John Bridges: Mars Science Laboratory Blog

This blog is a record of my experiences and work during the Mars Science Laboratory mission, from the preparation, landing on August 5th 2012 Pacific Time, and onwards...

In addition to the blog, you can find some amazing videos and other content related to the mission, at:

http://mars.jpl.nasa.gov/msl/multimedia/videos/index.cfm?v=49

John Bridges

21st August 2014 Sol 726

21st August 2014 Sol 726

Posted by jcb36 at Aug 21, 2014 09:33 PM |

As we were performing a minidrill - thats the smaller test hole prior to a large full drill hole - the prongs that keep the turret and drill steady slipped by a small amount..  This caused the drilling to halt.  It may be that Bonanza_King is softer than we have come across before.  The drill is undamaged, but we now have to decide how to proceed and if possible get a sample.

19th August 2014 Sol 724

19th August 2014 Sol 724

Posted by jcb36 at Aug 19, 2014 08:55 PM |

We have started the condensed drilling procedures at Bonanza_King, having driven back out of Hidden Valley and its sandy deposits, to take another route.  You can see that the brush is working and we have just exposed the now familiar grey Mars beneath the oxidised red veneer, prior to drilling.  It  looks like some late fluids have cut through the sediments as shown by the light veins.

15th August 2014 Sol 720

15th August 2014 Sol 720

Posted by jcb36 at Aug 15, 2014 07:14 PM |

We have retraced our tracks in Hidden Valley, going back to a site called Bonanza_King.
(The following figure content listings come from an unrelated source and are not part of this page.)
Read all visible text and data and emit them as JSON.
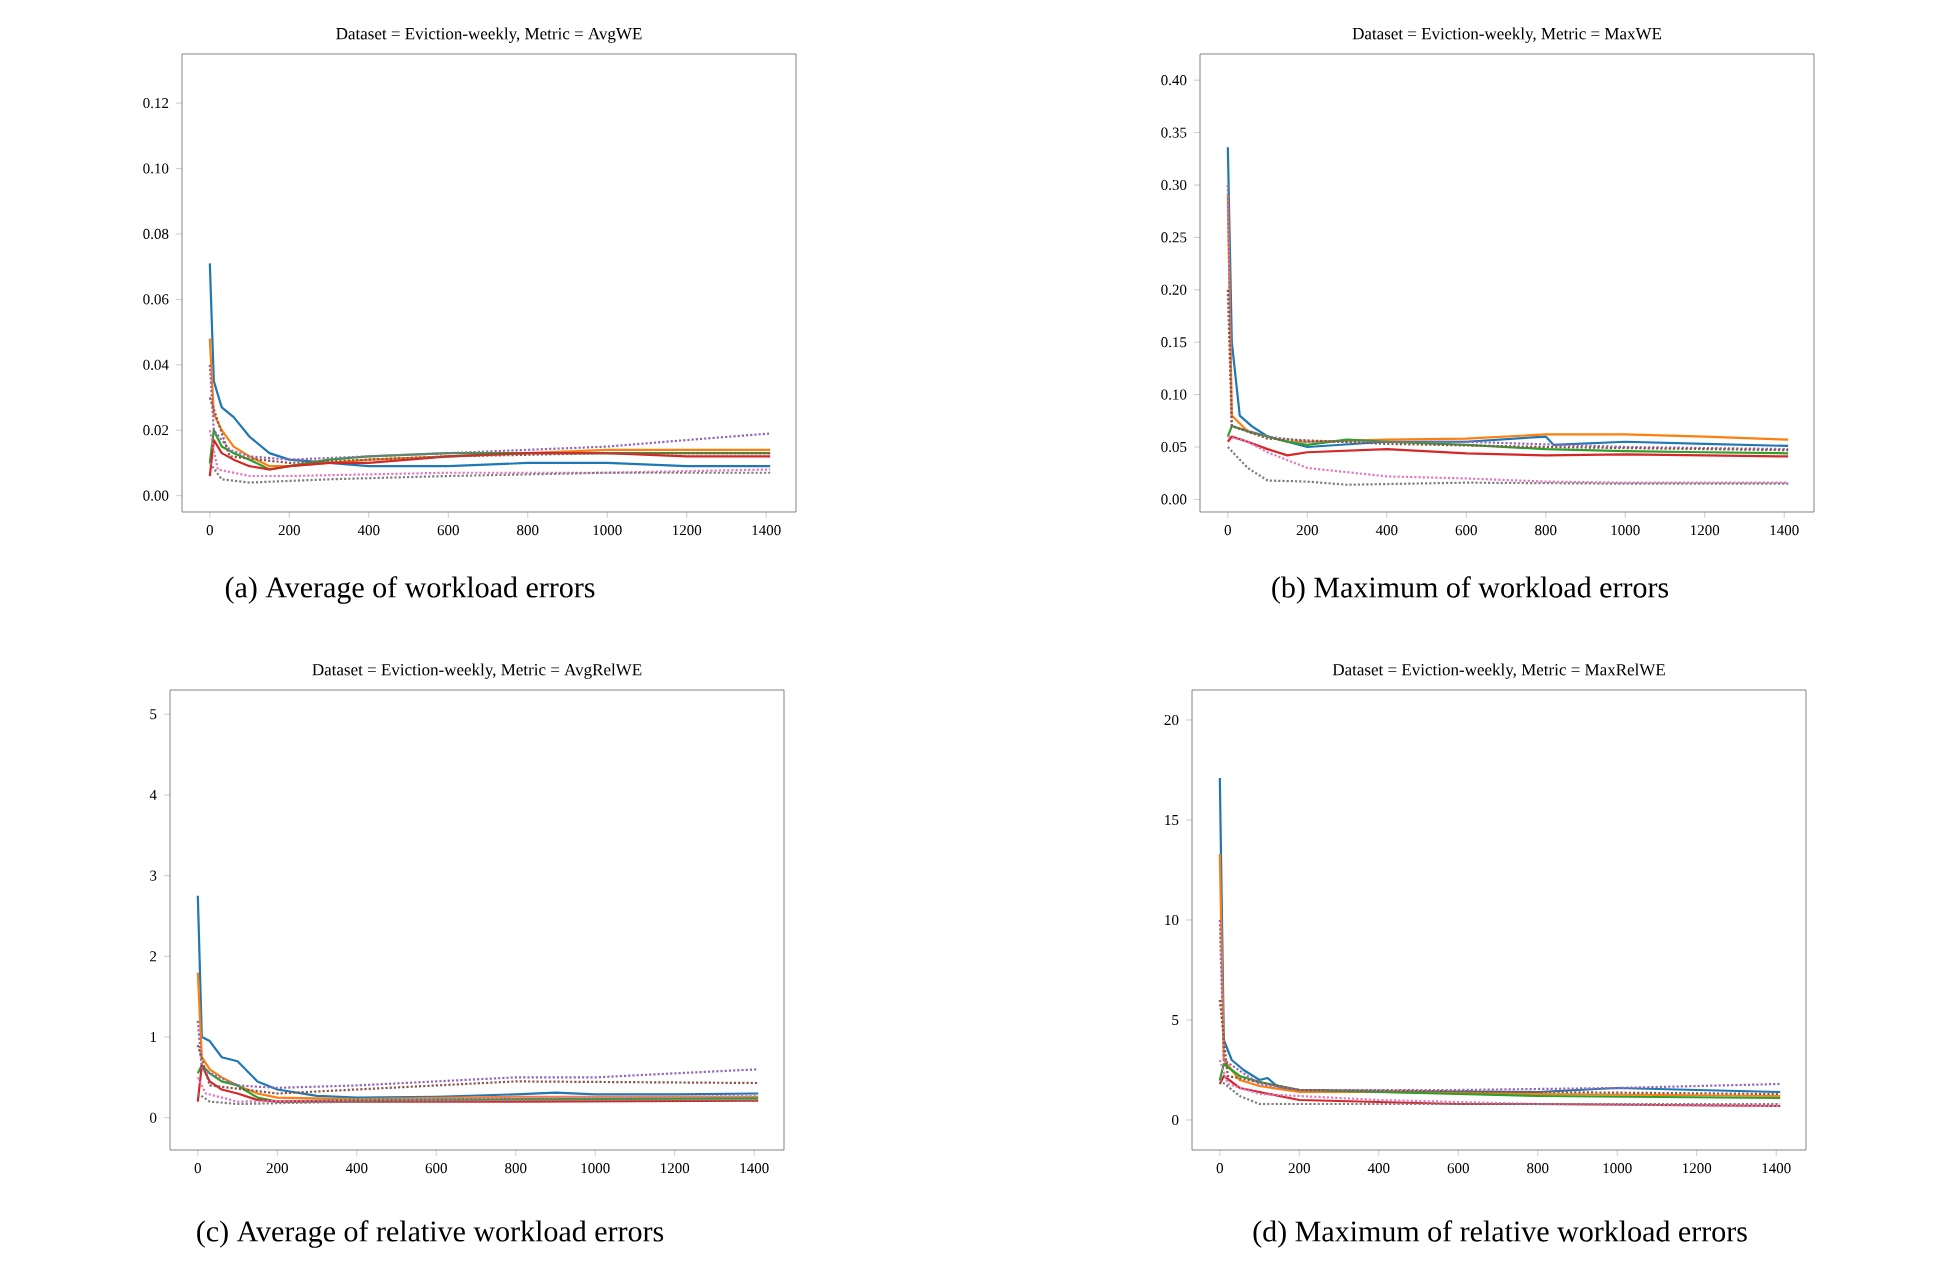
{
  "chart_data": [
    {
      "type": "line",
      "title": "Dataset = Eviction-weekly, Metric = AvgWE",
      "annotations": [
        "(a) Average of workload errors"
      ],
      "xlim": [
        -70,
        1475
      ],
      "xticks": [
        0,
        200,
        400,
        600,
        800,
        1000,
        1200,
        1400
      ],
      "ylim": [
        -0.005,
        0.135
      ],
      "yticks": [
        {
          "value": 0,
          "label": "0.00"
        },
        {
          "value": 0.02,
          "label": "0.02"
        },
        {
          "value": 0.04,
          "label": "0.04"
        },
        {
          "value": 0.06,
          "label": "0.06"
        },
        {
          "value": 0.08,
          "label": "0.08"
        },
        {
          "value": 0.1,
          "label": "0.10"
        },
        {
          "value": 0.12,
          "label": "0.12"
        }
      ],
      "series": [
        {
          "color": "#1f77b4",
          "line_style": "solid",
          "x": [
            0,
            10,
            30,
            60,
            100,
            150,
            200,
            300,
            400,
            600,
            800,
            1000,
            1200,
            1410
          ],
          "values": [
            0.071,
            0.035,
            0.027,
            0.024,
            0.018,
            0.013,
            0.011,
            0.01,
            0.009,
            0.009,
            0.01,
            0.01,
            0.009,
            0.009
          ]
        },
        {
          "color": "#ff7f0e",
          "line_style": "solid",
          "x": [
            0,
            10,
            30,
            60,
            100,
            150,
            200,
            300,
            400,
            600,
            800,
            1000,
            1200,
            1410
          ],
          "values": [
            0.048,
            0.025,
            0.02,
            0.015,
            0.012,
            0.009,
            0.009,
            0.01,
            0.011,
            0.012,
            0.013,
            0.014,
            0.014,
            0.014
          ]
        },
        {
          "color": "#2ca02c",
          "line_style": "solid",
          "x": [
            0,
            10,
            30,
            60,
            100,
            150,
            200,
            300,
            400,
            600,
            800,
            1000,
            1200,
            1410
          ],
          "values": [
            0.01,
            0.02,
            0.015,
            0.013,
            0.011,
            0.008,
            0.009,
            0.011,
            0.012,
            0.013,
            0.013,
            0.013,
            0.013,
            0.013
          ]
        },
        {
          "color": "#d62728",
          "line_style": "solid",
          "x": [
            0,
            10,
            30,
            60,
            100,
            150,
            200,
            300,
            400,
            600,
            800,
            1000,
            1200,
            1410
          ],
          "values": [
            0.006,
            0.017,
            0.013,
            0.011,
            0.009,
            0.008,
            0.009,
            0.01,
            0.01,
            0.012,
            0.013,
            0.013,
            0.012,
            0.012
          ]
        },
        {
          "color": "#9467bd",
          "line_style": "dotted",
          "x": [
            0,
            10,
            50,
            100,
            200,
            400,
            600,
            800,
            1000,
            1200,
            1410
          ],
          "values": [
            0.04,
            0.02,
            0.014,
            0.012,
            0.011,
            0.012,
            0.013,
            0.014,
            0.015,
            0.017,
            0.019
          ]
        },
        {
          "color": "#8c564b",
          "line_style": "dotted",
          "x": [
            0,
            50,
            200,
            600,
            1000,
            1410
          ],
          "values": [
            0.03,
            0.012,
            0.01,
            0.012,
            0.013,
            0.013
          ]
        },
        {
          "color": "#e377c2",
          "line_style": "dotted",
          "x": [
            0,
            20,
            100,
            200,
            600,
            1000,
            1410
          ],
          "values": [
            0.02,
            0.008,
            0.006,
            0.006,
            0.007,
            0.007,
            0.008
          ]
        },
        {
          "color": "#7f7f7f",
          "line_style": "dotted",
          "x": [
            0,
            30,
            100,
            300,
            600,
            1000,
            1410
          ],
          "values": [
            0.01,
            0.005,
            0.004,
            0.005,
            0.006,
            0.007,
            0.007
          ]
        }
      ]
    },
    {
      "type": "line",
      "title": "Dataset = Eviction-weekly, Metric = MaxWE",
      "annotations": [
        "(b) Maximum of workload errors"
      ],
      "xlim": [
        -70,
        1475
      ],
      "xticks": [
        0,
        200,
        400,
        600,
        800,
        1000,
        1200,
        1400
      ],
      "ylim": [
        -0.012,
        0.425
      ],
      "yticks": [
        {
          "value": 0,
          "label": "0.00"
        },
        {
          "value": 0.05,
          "label": "0.05"
        },
        {
          "value": 0.1,
          "label": "0.10"
        },
        {
          "value": 0.15,
          "label": "0.15"
        },
        {
          "value": 0.2,
          "label": "0.20"
        },
        {
          "value": 0.25,
          "label": "0.25"
        },
        {
          "value": 0.3,
          "label": "0.30"
        },
        {
          "value": 0.35,
          "label": "0.35"
        },
        {
          "value": 0.4,
          "label": "0.40"
        }
      ],
      "series": [
        {
          "color": "#1f77b4",
          "line_style": "solid",
          "x": [
            0,
            10,
            30,
            60,
            100,
            150,
            200,
            400,
            600,
            800,
            820,
            1000,
            1200,
            1410
          ],
          "values": [
            0.336,
            0.15,
            0.08,
            0.07,
            0.06,
            0.055,
            0.05,
            0.055,
            0.055,
            0.06,
            0.052,
            0.055,
            0.053,
            0.051
          ]
        },
        {
          "color": "#ff7f0e",
          "line_style": "solid",
          "x": [
            0,
            10,
            50,
            100,
            150,
            200,
            400,
            600,
            800,
            1000,
            1200,
            1410
          ],
          "values": [
            0.29,
            0.08,
            0.065,
            0.06,
            0.055,
            0.055,
            0.057,
            0.058,
            0.062,
            0.062,
            0.06,
            0.057
          ]
        },
        {
          "color": "#2ca02c",
          "line_style": "solid",
          "x": [
            0,
            10,
            50,
            100,
            150,
            200,
            300,
            400,
            600,
            800,
            1000,
            1200,
            1410
          ],
          "values": [
            0.06,
            0.07,
            0.065,
            0.06,
            0.055,
            0.052,
            0.057,
            0.055,
            0.052,
            0.048,
            0.046,
            0.045,
            0.044
          ]
        },
        {
          "color": "#d62728",
          "line_style": "solid",
          "x": [
            0,
            10,
            50,
            100,
            150,
            200,
            400,
            600,
            800,
            1000,
            1200,
            1410
          ],
          "values": [
            0.055,
            0.06,
            0.055,
            0.048,
            0.042,
            0.045,
            0.048,
            0.044,
            0.042,
            0.043,
            0.042,
            0.041
          ]
        },
        {
          "color": "#9467bd",
          "line_style": "dotted",
          "x": [
            0,
            10,
            100,
            200,
            600,
            1000,
            1410
          ],
          "values": [
            0.3,
            0.07,
            0.06,
            0.055,
            0.055,
            0.05,
            0.048
          ]
        },
        {
          "color": "#8c564b",
          "line_style": "dotted",
          "x": [
            0,
            10,
            100,
            400,
            800,
            1410
          ],
          "values": [
            0.2,
            0.07,
            0.058,
            0.053,
            0.05,
            0.047
          ]
        },
        {
          "color": "#e377c2",
          "line_style": "dotted",
          "x": [
            0,
            50,
            100,
            200,
            400,
            600,
            800,
            1000,
            1410
          ],
          "values": [
            0.06,
            0.055,
            0.045,
            0.03,
            0.022,
            0.02,
            0.017,
            0.016,
            0.016
          ]
        },
        {
          "color": "#7f7f7f",
          "line_style": "dotted",
          "x": [
            0,
            50,
            100,
            200,
            300,
            600,
            1000,
            1410
          ],
          "values": [
            0.05,
            0.03,
            0.018,
            0.017,
            0.014,
            0.016,
            0.015,
            0.015
          ]
        }
      ]
    },
    {
      "type": "line",
      "title": "Dataset = Eviction-weekly, Metric = AvgRelWE",
      "annotations": [
        "(c) Average of relative workload errors"
      ],
      "xlim": [
        -70,
        1475
      ],
      "xticks": [
        0,
        200,
        400,
        600,
        800,
        1000,
        1200,
        1400
      ],
      "ylim": [
        -0.4,
        5.3
      ],
      "yticks": [
        0,
        1,
        2,
        3,
        4,
        5
      ],
      "series": [
        {
          "color": "#1f77b4",
          "line_style": "solid",
          "x": [
            0,
            10,
            30,
            60,
            100,
            150,
            200,
            300,
            400,
            600,
            800,
            900,
            1000,
            1200,
            1410
          ],
          "values": [
            2.75,
            1.0,
            0.95,
            0.75,
            0.7,
            0.45,
            0.35,
            0.27,
            0.25,
            0.26,
            0.29,
            0.31,
            0.29,
            0.29,
            0.3
          ]
        },
        {
          "color": "#ff7f0e",
          "line_style": "solid",
          "x": [
            0,
            10,
            30,
            60,
            100,
            150,
            200,
            400,
            800,
            1410
          ],
          "values": [
            1.8,
            0.75,
            0.6,
            0.5,
            0.4,
            0.3,
            0.25,
            0.23,
            0.26,
            0.26
          ]
        },
        {
          "color": "#2ca02c",
          "line_style": "solid",
          "x": [
            0,
            10,
            30,
            60,
            100,
            150,
            200,
            400,
            800,
            1410
          ],
          "values": [
            0.55,
            0.65,
            0.55,
            0.45,
            0.4,
            0.25,
            0.2,
            0.22,
            0.23,
            0.24
          ]
        },
        {
          "color": "#d62728",
          "line_style": "solid",
          "x": [
            0,
            10,
            30,
            60,
            100,
            150,
            200,
            400,
            800,
            1410
          ],
          "values": [
            0.2,
            0.65,
            0.45,
            0.35,
            0.3,
            0.22,
            0.2,
            0.2,
            0.2,
            0.21
          ]
        },
        {
          "color": "#9467bd",
          "line_style": "dotted",
          "x": [
            0,
            10,
            100,
            200,
            400,
            600,
            800,
            1000,
            1200,
            1410
          ],
          "values": [
            1.2,
            0.6,
            0.4,
            0.37,
            0.4,
            0.45,
            0.5,
            0.5,
            0.55,
            0.6
          ]
        },
        {
          "color": "#8c564b",
          "line_style": "dotted",
          "x": [
            0,
            30,
            200,
            600,
            800,
            1410
          ],
          "values": [
            0.9,
            0.4,
            0.3,
            0.4,
            0.45,
            0.43
          ]
        },
        {
          "color": "#e377c2",
          "line_style": "dotted",
          "x": [
            0,
            20,
            100,
            400,
            800,
            1410
          ],
          "values": [
            0.5,
            0.3,
            0.2,
            0.22,
            0.25,
            0.27
          ]
        },
        {
          "color": "#7f7f7f",
          "line_style": "dotted",
          "x": [
            0,
            30,
            100,
            400,
            800,
            1410
          ],
          "values": [
            0.3,
            0.2,
            0.17,
            0.2,
            0.22,
            0.22
          ]
        }
      ]
    },
    {
      "type": "line",
      "title": "Dataset = Eviction-weekly, Metric = MaxRelWE",
      "annotations": [
        "(d) Maximum of relative workload errors"
      ],
      "xlim": [
        -70,
        1475
      ],
      "xticks": [
        0,
        200,
        400,
        600,
        800,
        1000,
        1200,
        1400
      ],
      "ylim": [
        -1.5,
        21.5
      ],
      "yticks": [
        0,
        5,
        10,
        15,
        20
      ],
      "series": [
        {
          "color": "#1f77b4",
          "line_style": "solid",
          "x": [
            0,
            10,
            30,
            60,
            100,
            120,
            150,
            200,
            400,
            800,
            1000,
            1200,
            1410
          ],
          "values": [
            17.1,
            4.0,
            3.0,
            2.5,
            2.0,
            2.1,
            1.6,
            1.5,
            1.4,
            1.4,
            1.6,
            1.5,
            1.4
          ]
        },
        {
          "color": "#ff7f0e",
          "line_style": "solid",
          "x": [
            0,
            10,
            50,
            100,
            200,
            400,
            800,
            1410
          ],
          "values": [
            13.3,
            3.0,
            2.0,
            1.7,
            1.4,
            1.4,
            1.3,
            1.2
          ]
        },
        {
          "color": "#2ca02c",
          "line_style": "solid",
          "x": [
            0,
            10,
            50,
            100,
            200,
            400,
            800,
            1410
          ],
          "values": [
            2.0,
            2.8,
            2.2,
            1.9,
            1.5,
            1.4,
            1.2,
            1.1
          ]
        },
        {
          "color": "#d62728",
          "line_style": "solid",
          "x": [
            0,
            10,
            50,
            100,
            200,
            400,
            600,
            800,
            1410
          ],
          "values": [
            1.8,
            2.2,
            1.6,
            1.4,
            1.0,
            0.9,
            0.8,
            0.8,
            0.7
          ]
        },
        {
          "color": "#9467bd",
          "line_style": "dotted",
          "x": [
            0,
            10,
            100,
            200,
            600,
            1000,
            1410
          ],
          "values": [
            10,
            3,
            1.8,
            1.5,
            1.5,
            1.6,
            1.8
          ]
        },
        {
          "color": "#8c564b",
          "line_style": "dotted",
          "x": [
            0,
            20,
            200,
            800,
            1410
          ],
          "values": [
            6,
            2.2,
            1.5,
            1.4,
            1.3
          ]
        },
        {
          "color": "#e377c2",
          "line_style": "dotted",
          "x": [
            0,
            20,
            100,
            400,
            800,
            1410
          ],
          "values": [
            3,
            1.8,
            1.3,
            1.0,
            0.8,
            0.7
          ]
        },
        {
          "color": "#7f7f7f",
          "line_style": "dotted",
          "x": [
            0,
            50,
            100,
            400,
            1410
          ],
          "values": [
            2,
            1.2,
            0.8,
            0.8,
            0.8
          ]
        }
      ]
    }
  ]
}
We are going to do a short drilling programme ('Condensed Drilling') here on some outcrop in the bright area in the Navcam photo.  Its important that we get analyses of the mineralogy of a representative selection of different rock types as we go up the stratigraphy of the sedimentary layers towards Mt. Sharp.

5th August 2014 Sol 710

5th August 2014 Sol 710

Posted by jcb36 at Aug 05, 2014 05:28 PM |

We are moving into a new sort of terrain as we enter Hidden Valley.  On this HiRISE image and the inset MAHLI image you can see the sand ripples that we are traversing.  This has benefits over the hard rocky terrain as there will be less wear on the wheels but we will monitor slippage carefully as we drive.